I was basing it upon the latest version of Ubuntu.
What exactly is so hard to use about Ubuntu, and what exactly is so unattractive about
this desktop? My first impression of ubuntu, which happened to be the first distro I tried, was the exact opposite: attractive and with immediately intuitive interface conventions. Once you learn the shortcuts and the extra functionality that Gnome has -- such as extra workspaces and one click copy and paste -- it becomes really difficult to see how the Windows GUI is in any way superior. That isn't to say Windows is bad, just that I don't see how Gnome or KDE is in any worse.
No. I dealt with CLIs back in the DOS days but I really have no interest going back to that. They may be more efficient for some tasks but that goes in the exact opposite direction of a user friendly experience.

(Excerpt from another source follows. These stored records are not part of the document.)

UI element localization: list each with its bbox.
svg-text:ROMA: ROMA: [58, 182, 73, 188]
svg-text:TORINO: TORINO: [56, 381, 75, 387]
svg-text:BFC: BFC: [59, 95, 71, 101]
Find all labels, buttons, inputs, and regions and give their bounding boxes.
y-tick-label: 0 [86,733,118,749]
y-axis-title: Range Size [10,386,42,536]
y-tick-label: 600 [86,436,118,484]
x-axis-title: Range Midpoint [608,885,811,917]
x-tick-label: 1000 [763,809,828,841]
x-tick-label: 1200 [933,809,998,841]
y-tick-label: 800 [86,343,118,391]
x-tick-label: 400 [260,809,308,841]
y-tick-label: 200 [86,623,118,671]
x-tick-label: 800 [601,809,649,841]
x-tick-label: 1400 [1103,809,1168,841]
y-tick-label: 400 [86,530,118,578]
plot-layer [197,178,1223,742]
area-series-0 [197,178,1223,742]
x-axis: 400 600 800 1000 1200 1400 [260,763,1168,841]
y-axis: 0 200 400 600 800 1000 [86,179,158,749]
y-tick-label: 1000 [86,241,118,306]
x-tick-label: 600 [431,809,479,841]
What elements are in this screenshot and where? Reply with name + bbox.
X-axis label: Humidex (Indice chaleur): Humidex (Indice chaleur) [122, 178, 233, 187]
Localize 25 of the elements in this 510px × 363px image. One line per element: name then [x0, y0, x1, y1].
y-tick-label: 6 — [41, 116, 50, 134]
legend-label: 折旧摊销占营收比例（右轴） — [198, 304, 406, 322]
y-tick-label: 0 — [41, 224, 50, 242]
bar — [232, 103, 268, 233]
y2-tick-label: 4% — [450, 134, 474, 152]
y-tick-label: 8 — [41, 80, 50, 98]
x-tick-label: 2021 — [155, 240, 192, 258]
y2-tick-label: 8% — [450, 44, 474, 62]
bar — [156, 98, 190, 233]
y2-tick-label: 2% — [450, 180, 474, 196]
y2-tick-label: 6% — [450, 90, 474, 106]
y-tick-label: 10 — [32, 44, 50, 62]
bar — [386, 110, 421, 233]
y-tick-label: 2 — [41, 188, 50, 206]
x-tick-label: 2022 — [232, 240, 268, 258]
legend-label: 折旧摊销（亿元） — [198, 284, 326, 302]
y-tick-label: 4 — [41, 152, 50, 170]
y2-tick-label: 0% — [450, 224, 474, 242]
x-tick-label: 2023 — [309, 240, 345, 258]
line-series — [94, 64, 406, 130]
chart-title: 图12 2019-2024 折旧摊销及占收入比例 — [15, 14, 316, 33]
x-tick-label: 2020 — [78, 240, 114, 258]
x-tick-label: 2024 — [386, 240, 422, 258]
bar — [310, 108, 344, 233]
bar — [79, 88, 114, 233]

You seem to be making the argument that user-friendliness is superior to utility. A simple tool, while easier to learn, has fewer uses than a complex tool. The reality is that while GUI's are easier to learn, they are by definition less useful. Rather than telling the computer what to do, the computer presents you with options and you pick among them. Now those options have to be limited, otherwise the GUI quickly becomes cluttered and is no more user friendly than the CLI. You simply can't do as much, as well, and as fast with the GUI as you can with the CLI.
So why the Unix CLI over DOS? Features like job control (if you think multitasking is limited to GUIs, you are wrong), pipelines, input/output redirection, advanced scripting capabilities, work environment customization, online reference, and command completion make the Unix CLI dramatically more powerful than DOS. It's even easier to use in my opinion -- again, Unix is hard to learn but very easy to use. Plus, it's just plain fun.
Again, nearly all serious computing -- whether it be the infrastructure of the internet, financial computing, scientific research, military networks, etc. -- occurs on Unix/Linux and there is a reason for that. For your average office worker who just needs to use Office and send email, Windows is perfectly adequate, and maybe even preferable. But if you really want to access the power of your computer, and really want a tool that complements your own brain when it comes to solving problems, then Unix/Linux, and particularly the Unix/Linux CLI and utilities, is the way to go.